This section provides basic information about eye care providers and eye exams.
Regular eye examinations are important for maintaining eye health. An eye exam is also the first step for someone interested in wearing contact lenses. Eye examinations for contact lenses are called contact lens fittings, and they are different than regular eye exams. During a contact lens fitting, your eye care provider will determine what contact lens is right for you depending on the shape and size of your eye, as well as your lifestyle needs. Contact lens fittings are mandatory for anyone interested in wearing contacts, even people who do not have a vision problem and just want to wear color contacts.
To set up an eye exam, you’ll need to contact an optometrist or ophthalmologist. When you schedule your eye exam, be sure to ask if your eye care provider will give you a copy of your contact lens prescription after your exam. Many eye care providers are reluctant to release prescriptions. If your eye care provider’s office will not release prescriptions, you might want to find another office. Having a copy of your contact lens prescription allows you to purchase contacts any place you choose and to shop around for the best prices.
You have a right to your contact lens prescription (click here for more on this topic).
Ophthalmologists, optometrists and opticians receive varying levels of training and have different responsibilities as eye care providers.

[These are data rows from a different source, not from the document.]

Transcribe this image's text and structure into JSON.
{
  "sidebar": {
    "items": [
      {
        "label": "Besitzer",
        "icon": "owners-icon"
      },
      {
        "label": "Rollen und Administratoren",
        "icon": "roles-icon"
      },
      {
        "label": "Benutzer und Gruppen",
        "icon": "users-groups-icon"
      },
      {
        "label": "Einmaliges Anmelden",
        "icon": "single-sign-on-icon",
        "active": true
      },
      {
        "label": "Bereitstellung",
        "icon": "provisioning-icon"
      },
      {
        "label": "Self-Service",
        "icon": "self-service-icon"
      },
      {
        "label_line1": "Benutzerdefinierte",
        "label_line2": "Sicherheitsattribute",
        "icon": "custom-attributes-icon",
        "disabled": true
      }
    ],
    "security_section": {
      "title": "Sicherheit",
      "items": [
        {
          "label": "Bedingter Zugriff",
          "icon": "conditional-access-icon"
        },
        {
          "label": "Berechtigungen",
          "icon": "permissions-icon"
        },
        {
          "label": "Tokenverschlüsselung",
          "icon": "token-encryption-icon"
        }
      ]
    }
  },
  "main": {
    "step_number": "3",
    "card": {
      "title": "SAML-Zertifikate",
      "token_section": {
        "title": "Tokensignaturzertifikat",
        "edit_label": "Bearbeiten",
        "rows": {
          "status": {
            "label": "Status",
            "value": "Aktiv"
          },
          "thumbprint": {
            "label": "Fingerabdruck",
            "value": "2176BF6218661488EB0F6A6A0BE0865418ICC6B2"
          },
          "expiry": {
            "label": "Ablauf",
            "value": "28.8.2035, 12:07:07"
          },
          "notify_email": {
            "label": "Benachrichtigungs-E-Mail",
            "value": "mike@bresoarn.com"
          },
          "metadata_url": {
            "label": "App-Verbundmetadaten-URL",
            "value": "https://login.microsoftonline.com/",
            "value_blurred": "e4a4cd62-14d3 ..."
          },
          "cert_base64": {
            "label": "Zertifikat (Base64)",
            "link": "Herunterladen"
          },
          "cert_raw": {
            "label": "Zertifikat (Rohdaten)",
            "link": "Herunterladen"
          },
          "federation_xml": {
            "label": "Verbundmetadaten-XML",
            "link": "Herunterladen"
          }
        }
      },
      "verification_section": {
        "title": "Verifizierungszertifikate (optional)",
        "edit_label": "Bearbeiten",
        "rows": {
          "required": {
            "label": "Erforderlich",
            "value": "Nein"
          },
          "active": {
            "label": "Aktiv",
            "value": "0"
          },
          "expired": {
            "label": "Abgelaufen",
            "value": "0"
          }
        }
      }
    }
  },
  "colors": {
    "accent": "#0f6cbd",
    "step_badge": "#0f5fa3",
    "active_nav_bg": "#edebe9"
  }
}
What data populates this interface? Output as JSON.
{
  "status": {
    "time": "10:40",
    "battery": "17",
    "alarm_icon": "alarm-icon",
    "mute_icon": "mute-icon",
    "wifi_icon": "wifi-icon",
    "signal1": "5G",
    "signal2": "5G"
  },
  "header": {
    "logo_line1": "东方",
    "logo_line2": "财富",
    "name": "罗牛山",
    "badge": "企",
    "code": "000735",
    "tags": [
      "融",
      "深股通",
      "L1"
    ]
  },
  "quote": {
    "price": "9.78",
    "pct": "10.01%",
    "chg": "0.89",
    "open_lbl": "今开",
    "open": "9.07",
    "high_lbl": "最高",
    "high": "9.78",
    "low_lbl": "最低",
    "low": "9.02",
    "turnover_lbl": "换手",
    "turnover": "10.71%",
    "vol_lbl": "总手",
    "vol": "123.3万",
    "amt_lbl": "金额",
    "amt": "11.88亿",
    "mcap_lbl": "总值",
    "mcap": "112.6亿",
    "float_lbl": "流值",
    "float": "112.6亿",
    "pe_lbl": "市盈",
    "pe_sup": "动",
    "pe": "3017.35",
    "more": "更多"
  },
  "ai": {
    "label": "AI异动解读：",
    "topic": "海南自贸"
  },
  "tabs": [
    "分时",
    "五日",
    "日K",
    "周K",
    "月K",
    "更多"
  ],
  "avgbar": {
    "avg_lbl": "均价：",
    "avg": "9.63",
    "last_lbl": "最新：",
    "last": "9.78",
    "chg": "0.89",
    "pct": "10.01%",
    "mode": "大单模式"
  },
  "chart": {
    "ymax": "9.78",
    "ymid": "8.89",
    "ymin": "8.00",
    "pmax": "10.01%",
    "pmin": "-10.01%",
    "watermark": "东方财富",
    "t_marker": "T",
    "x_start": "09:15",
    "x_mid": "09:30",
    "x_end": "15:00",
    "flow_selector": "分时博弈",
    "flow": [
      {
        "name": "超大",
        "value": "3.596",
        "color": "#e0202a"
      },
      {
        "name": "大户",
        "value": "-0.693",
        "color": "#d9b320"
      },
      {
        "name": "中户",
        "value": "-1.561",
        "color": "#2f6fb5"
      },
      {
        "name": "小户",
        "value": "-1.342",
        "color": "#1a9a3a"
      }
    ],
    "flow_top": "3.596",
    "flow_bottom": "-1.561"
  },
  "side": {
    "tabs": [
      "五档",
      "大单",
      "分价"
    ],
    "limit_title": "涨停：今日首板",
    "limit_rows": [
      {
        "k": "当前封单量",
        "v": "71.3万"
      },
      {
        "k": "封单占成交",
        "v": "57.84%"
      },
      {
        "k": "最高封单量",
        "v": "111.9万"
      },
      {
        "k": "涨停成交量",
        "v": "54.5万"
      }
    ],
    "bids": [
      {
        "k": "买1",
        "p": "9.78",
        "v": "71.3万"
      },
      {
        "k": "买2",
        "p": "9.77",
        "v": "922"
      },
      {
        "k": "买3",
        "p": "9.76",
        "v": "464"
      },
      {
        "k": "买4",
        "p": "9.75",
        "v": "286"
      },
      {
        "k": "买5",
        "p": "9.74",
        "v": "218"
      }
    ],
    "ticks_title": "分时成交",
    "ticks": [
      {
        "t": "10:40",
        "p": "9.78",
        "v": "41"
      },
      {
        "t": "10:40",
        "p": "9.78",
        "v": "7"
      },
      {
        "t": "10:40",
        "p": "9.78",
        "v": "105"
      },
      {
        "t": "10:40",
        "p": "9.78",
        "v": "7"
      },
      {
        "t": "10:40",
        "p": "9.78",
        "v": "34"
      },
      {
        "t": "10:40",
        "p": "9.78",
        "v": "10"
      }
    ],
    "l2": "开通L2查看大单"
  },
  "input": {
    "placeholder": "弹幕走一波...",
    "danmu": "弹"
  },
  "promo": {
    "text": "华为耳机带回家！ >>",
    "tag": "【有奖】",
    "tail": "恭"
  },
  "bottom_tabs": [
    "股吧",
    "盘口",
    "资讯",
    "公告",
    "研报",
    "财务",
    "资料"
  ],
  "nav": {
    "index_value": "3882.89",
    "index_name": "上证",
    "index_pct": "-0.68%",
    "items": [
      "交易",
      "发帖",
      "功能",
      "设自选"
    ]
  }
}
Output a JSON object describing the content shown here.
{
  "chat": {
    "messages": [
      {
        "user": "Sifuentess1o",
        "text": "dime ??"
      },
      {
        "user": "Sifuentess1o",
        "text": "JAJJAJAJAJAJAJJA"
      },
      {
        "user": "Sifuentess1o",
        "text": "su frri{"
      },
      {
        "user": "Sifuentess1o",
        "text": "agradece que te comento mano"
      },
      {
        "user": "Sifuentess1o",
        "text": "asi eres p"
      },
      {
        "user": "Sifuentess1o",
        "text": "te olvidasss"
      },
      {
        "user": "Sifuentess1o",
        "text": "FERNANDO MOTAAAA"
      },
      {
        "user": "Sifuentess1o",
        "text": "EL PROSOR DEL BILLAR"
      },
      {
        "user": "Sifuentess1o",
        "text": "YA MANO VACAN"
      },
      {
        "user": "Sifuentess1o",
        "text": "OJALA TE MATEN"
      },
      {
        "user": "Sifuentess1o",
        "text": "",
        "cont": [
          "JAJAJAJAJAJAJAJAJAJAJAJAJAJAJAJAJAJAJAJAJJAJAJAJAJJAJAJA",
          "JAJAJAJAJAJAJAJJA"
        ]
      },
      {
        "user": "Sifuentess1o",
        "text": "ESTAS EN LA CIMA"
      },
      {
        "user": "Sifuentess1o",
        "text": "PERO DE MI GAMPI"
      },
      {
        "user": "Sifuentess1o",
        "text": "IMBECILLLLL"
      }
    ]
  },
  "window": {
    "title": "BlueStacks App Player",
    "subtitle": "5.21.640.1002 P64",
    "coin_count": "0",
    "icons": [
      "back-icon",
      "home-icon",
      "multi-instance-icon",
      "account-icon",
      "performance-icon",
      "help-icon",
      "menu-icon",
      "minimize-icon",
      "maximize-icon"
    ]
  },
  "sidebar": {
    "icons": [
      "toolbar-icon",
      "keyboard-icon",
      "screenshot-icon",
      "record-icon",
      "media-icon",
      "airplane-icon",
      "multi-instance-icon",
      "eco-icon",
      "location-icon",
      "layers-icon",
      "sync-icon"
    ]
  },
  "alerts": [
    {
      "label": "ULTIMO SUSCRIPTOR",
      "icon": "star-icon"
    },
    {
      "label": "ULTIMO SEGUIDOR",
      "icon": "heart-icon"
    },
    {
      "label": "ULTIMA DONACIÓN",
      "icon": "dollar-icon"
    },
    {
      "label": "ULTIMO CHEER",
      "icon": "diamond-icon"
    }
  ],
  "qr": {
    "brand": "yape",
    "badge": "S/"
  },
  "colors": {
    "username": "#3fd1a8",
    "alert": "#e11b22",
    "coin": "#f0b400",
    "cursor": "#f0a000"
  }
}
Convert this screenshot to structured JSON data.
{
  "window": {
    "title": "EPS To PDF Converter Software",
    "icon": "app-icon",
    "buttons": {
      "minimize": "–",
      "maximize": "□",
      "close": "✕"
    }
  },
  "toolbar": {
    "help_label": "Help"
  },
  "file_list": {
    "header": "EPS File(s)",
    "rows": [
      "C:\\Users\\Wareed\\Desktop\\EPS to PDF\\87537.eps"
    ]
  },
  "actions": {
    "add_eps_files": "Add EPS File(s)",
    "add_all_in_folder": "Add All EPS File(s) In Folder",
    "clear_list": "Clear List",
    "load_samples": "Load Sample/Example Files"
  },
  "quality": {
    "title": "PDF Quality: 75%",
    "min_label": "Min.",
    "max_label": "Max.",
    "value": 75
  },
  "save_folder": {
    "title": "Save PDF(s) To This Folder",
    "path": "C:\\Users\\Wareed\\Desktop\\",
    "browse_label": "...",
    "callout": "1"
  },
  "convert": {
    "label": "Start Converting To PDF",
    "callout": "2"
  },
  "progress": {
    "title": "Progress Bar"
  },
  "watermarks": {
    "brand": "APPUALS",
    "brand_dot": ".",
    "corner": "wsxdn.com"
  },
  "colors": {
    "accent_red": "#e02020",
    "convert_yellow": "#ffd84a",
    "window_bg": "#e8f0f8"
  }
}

An Eye M.D. is an ophthalmologist, a medical doctor who specializes in eye and vision care. Eye M.D.s are specially trained to provide the full spectrum of eye care, from prescribing glasses and contact lenses to complex and delicate eye surgery. Many Eye M.D.s are also involved in scientific research into the causes and cures for eye diseases and vision problems. In addition to four years of medical school and one year of internship, every Eye M.D. spends a minimum of three years of residency (hospital-based training) in ophthalmology. During residency, Eye M.D.s receive special training in all aspects of eye care, including prevention, diagnosis and medical and surgical treatment of eye conditions and diseases. Often, an Eye M.D. spends an additional one to two years training in a sub-specialty, that is, a specific area of eye care (for example, glaucoma or pediatric ophthalmology.) Many (but not all) Eye M.D.s are board certified. A board certified Eye M.D. has passed a rigorous two-part examination given by the American Board of Ophthalmology designed to assess his/her knowledge, experience and skills. The following are sub-specialties in ophthalmology:
Doctors of optometry (ODs) are the primary health care professionals for the eye. Optometrists examine, diagnose, treat, and manage diseases, injuries, and disorders of the visual system, the eye, and associated structures as well as identify related systemic conditions affecting the eye.
Opticians are trained technicians who specialize in the preparation and fitting of eyeglasses, contact lenses and other ophthalmic devices. They cannot perform eye exams. Opticians may or may not be required by state law to be licensed, and national certification is optional.